Revenir à un an de bonification par enfant dans la Fonction publique La réforme de 2003 a supprimé la bonification de un an cotisé par enfant, elle a été remplacée par une MDA de 6 mois qui ne compte que pour réduire la décote, mais n’apporte rien en trimestres validés à la différence du secteur privé, où la MDA compte pour les deux. C’est une régression importante pour la plupart des mères.

La bonification de pension de 10 % qui doit être refondue devrait être accordée dès le premier enfant, et de façon plus juste.
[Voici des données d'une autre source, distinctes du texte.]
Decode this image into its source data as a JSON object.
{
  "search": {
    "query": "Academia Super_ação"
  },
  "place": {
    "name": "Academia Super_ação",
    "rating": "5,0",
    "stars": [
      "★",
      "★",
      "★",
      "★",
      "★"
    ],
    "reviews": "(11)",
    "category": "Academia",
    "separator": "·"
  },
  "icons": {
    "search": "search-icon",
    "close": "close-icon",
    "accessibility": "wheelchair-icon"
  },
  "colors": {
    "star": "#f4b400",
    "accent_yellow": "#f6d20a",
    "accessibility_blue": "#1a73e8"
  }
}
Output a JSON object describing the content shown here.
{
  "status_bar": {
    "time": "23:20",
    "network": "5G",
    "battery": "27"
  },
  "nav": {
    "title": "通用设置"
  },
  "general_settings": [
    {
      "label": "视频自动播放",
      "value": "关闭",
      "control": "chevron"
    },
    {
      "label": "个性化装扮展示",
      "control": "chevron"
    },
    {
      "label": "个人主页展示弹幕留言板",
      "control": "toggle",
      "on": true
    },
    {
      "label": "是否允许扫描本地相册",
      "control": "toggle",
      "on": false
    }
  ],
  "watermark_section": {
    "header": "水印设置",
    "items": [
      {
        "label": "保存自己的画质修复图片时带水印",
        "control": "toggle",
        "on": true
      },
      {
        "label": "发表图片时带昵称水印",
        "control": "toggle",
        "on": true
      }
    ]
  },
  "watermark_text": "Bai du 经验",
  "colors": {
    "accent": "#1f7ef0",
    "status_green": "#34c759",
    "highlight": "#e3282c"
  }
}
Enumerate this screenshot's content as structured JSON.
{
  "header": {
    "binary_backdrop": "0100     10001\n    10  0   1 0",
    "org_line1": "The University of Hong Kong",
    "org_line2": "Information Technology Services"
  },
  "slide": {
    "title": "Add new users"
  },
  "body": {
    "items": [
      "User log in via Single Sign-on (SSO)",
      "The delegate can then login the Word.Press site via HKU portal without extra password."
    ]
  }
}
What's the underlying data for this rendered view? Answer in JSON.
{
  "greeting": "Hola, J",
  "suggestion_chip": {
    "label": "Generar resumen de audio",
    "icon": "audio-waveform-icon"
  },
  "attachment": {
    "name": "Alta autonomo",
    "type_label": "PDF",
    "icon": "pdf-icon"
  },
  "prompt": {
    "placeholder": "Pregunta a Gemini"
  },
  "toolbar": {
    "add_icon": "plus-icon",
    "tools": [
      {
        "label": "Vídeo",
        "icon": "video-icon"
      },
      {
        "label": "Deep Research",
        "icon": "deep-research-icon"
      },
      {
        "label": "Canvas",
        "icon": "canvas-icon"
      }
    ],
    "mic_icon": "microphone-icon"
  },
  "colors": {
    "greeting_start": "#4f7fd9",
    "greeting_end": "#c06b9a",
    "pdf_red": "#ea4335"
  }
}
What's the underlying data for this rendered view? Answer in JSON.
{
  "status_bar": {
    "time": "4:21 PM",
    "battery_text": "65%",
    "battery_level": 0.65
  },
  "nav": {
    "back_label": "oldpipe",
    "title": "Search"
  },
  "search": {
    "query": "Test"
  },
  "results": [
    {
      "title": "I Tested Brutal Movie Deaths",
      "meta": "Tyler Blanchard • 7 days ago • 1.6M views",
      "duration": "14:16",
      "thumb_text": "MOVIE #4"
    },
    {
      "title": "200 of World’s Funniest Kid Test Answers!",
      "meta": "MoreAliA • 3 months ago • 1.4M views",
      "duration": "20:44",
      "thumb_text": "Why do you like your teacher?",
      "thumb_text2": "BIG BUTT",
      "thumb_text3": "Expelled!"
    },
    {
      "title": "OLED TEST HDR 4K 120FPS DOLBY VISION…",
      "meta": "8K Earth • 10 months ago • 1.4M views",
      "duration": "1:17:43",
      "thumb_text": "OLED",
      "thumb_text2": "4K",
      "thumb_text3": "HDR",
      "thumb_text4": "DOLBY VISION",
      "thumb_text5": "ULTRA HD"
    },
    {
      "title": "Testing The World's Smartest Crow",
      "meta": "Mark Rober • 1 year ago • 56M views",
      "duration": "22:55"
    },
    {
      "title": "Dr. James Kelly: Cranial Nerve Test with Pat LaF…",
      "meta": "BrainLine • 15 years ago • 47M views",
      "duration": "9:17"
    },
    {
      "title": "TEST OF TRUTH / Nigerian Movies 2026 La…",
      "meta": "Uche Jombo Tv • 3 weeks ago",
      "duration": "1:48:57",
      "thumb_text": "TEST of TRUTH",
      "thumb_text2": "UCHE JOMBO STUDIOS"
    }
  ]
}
Ce dispositif doit évoluer pour tenir compte des évolutions de la composition des familles (beaucoup de familles monoparentales et moins de familles nombreuses).

Un droit au temps partiel bonifié doit être instauré pour la prise en charge des enfants handicapés, et des personnes âgées en perte d’autonomie qui sont quasi exclusivement assumés par les femmes.

Pension de réversion En 2008, elle représentait environ 25 % de l’ensemble des pensions des femmes de plus de 65 ans, contre 1 % pour les hommes. La pension de réversion doit être reconnue sans condition de ressources et élargie à toutes les formes de conjugalités.

L’égalité est un enjeu majeur de la société : le gouvernement ne peut se contenter d’afficher une démarche sur l’égalité professionnelle femmes-hommes, et de communiquer sur une réforme des retraites plus juste. Il doit s’engager sur des bases autres que celles des réformes des retraites précédentes.

Le Président de la République a été élu sur la base d’un changement de cap avec un meilleur partage des richesses et pour une société plus égalitaire.